Game 1 -- Brewers 11, Cubs 1
Do you want home runs? We have your home runs. Six, to be exact. The Brewers launched six big flys against the Cubs in the series opener, including two by Hunter Renfroe.
The Crew had a comfortable 4-0 lead with Adrian Houser cruising again and Jace Peterson and Andrew McCutchen both hitting home runs in the early going when Christian Yelich came to the plate in the fifth inning.
447 feet. That's a bomb.
The Brewers continued to pour it on, with the two aforementioned home runs by Renfroe and a blast by Willy Adames in the eighth to close out the scoring for the Brewers.
With Houser pitching six scoreless, it was all over but for the bullpen to manage three innings and for the Wrigleyville faithful to run that L up the pole on the North Side.

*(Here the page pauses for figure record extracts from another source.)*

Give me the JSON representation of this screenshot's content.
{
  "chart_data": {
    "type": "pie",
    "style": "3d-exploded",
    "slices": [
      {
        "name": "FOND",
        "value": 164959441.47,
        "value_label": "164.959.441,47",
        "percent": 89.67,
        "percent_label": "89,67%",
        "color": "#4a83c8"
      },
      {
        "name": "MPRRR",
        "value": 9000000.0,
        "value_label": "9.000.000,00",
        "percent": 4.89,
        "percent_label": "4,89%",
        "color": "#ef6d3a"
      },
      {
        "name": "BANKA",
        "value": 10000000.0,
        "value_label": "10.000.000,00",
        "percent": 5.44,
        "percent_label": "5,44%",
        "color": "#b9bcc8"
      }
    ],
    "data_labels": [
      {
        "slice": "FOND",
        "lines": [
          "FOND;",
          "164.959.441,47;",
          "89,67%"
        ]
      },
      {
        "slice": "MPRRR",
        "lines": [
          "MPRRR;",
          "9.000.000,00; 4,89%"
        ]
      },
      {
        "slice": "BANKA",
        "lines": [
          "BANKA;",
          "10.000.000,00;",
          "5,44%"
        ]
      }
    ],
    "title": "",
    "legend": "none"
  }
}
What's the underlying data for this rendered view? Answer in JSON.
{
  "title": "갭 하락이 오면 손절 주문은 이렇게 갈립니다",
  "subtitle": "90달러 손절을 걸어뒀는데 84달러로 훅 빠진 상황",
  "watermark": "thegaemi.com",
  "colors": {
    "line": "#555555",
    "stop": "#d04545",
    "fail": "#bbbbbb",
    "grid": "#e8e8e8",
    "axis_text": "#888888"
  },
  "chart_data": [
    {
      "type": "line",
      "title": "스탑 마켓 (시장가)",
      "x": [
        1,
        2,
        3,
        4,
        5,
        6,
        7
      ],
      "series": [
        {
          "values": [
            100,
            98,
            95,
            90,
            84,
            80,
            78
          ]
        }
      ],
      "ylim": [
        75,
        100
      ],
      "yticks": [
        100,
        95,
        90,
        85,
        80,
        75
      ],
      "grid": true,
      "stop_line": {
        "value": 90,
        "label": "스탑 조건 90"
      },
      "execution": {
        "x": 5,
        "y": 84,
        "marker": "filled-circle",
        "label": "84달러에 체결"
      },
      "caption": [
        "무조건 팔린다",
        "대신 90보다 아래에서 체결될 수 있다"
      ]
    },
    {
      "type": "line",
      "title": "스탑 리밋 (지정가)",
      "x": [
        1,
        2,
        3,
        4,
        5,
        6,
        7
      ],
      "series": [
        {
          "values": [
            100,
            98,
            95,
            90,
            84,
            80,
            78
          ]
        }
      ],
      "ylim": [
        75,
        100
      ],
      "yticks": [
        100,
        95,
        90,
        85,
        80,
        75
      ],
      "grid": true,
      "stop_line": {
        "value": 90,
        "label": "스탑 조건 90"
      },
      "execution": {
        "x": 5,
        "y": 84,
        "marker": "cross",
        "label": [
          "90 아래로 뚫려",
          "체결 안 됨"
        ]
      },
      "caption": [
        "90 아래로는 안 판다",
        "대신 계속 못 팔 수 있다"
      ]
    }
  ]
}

Game 2 -- Brewers 9, Cubs 1
Eric Lauer continues to make his case that he's another in the pack of aces in the Brewers rotation. Lauer struck out eleven in seven innings, giving up one run on a solo home run and lowering his season ERA to just 1.93. On the other side of the coin, the Brewers' offense continued the run-scoring onslaught from the day before, scoring three runs in the first and pounding three more home runs, bringing their two-day total to nine. Home runs from Rowdy Tellez, Hunter Renfroe, and Christian Yelich powered the Crew.
Yelich and Renfroe went back to back in the eighth, Yelich knocking one just over the wall in dead center field.
Yelich had many of these teaser moments last season, where many fans and pundits alike thought, "ok, maybe this is it! Maybe he's back! Maybe he's heating up!" It feels like he's hitting the ball with authority, lifting it, and the deeper numbers suggest this is the case. His launch angle, barrels, and hard-hit percentage suggest that he's hitting more authoritatively recently, and if this is a trend and not just a short tease, Brewer fans would certainly breathe a massive sigh of relief. Getting a productive bat back into the middle of the order would be a huge boost for what has been a run-starved lineup for large parts of the season.
After an eleven-run and nine-run outburst, the Brewers hang just above the league average of 4.15 runs per game, at 4.27. It's still early, and even a few big games can swing the average a lot,
Game 3 -- Cubs 2, Brewers 0
The Brewers and Corbin Burnes went up against Marcus Stroman, and while asking the offense to be average, ten runs per game for a three-game stretch might be asking a lot; getting Corbin Burnes some run support shouldn't be. Burnes was brilliant (again), but he needed to be perfect today. Going seven innings and striking out ten for his third start in a row, Burnes gave up single tallies in the fifth and sixth innings; that would be all the Cubs needed. As good as Burnes was, his counterpart Marcus Stroman was just as brilliant today, holding the Brewers scoreless on two hits through seven innings. The Brewers couldn't break through against the Cubs' bullpen and fell to the Cubs in the series finale.
Josh Hader had been used a lot (ten appearances) through the first nineteen games, so a three-game stretch where he's not used at all is a nice rest for his arm and will save some of those innings for later in the season and hopefully, the playoffs.
Winning any series from a division rival is a big get, and blowing out the Cubs twice in a row in Miller Park......er, American Family Field, feels doubly nice. Losing the finale with a whimper and wasting an excellent start by Corbin Burnes leaves that feeling of wanting more. Next up, the Brewers get a day off on Monday, followed by a three-game set against the Reds at Miller Park......er, American Family Field.